Another thing I loved: thinking in graphs.
Every attack path is illustrated as a graph, and IMO it makes everything far clearer. Especially for hybrid — which is usually confusing.
He also talks about Cloud Sync (which doesn’t get enough attention). It uses the Entra Cloud Provisioning Agent instead of the Entra Connect application. Meaning:
the attack becomes steal the agent creds, not steal the connect creds. 😀

One funny moment:

He wrote “AWS” (Admin Web Service) and for a second I thought he meant Amazon. If you work multi-cloud like me — you probably made the same mistake.
But that actually made me think:
I really want a talk about federation from Entra to AWS (Amazon).
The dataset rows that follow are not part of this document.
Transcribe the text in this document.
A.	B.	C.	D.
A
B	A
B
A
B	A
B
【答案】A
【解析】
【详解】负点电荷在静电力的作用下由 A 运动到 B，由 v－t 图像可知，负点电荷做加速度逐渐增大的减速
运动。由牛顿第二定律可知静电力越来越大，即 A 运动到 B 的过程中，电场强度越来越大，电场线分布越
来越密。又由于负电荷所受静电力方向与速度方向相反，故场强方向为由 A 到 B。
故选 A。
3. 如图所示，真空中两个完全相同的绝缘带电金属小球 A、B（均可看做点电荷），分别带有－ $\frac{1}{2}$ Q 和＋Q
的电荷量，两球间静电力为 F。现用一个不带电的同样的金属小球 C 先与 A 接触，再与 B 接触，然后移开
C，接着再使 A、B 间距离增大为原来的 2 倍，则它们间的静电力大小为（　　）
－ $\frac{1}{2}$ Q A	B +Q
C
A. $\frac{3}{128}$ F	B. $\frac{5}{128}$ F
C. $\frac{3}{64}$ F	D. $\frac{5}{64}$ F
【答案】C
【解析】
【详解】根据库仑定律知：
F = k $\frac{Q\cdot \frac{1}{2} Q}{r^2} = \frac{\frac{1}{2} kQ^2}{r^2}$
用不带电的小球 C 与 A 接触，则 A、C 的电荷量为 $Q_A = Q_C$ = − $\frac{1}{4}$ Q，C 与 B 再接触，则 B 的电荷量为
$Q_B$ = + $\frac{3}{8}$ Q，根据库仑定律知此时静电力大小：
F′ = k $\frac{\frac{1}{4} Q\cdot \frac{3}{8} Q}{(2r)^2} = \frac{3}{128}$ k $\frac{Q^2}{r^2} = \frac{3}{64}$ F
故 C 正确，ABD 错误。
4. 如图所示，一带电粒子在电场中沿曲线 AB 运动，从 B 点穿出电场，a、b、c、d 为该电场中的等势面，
Attackers absolutely use that technique. Maybe it’s time for Entra and AWS researchers to collaborate. Maybe I’ll be the one to start that!
Summary:
Fun, light, surprisingly beginner-friendly, and still valuable for advanced researchers.
Final Thoughts
That’s it for now. I still have more talks to watch, but Troopers25 already looks incredible (I’m still processing my FOMO).
These talks genuinely excited me — not only because of the Entra technical insights, but because they reminded me how much I love research. How much I still need to improve. And how some problems I ran into were solvable… I just needed a bit less self-doubt.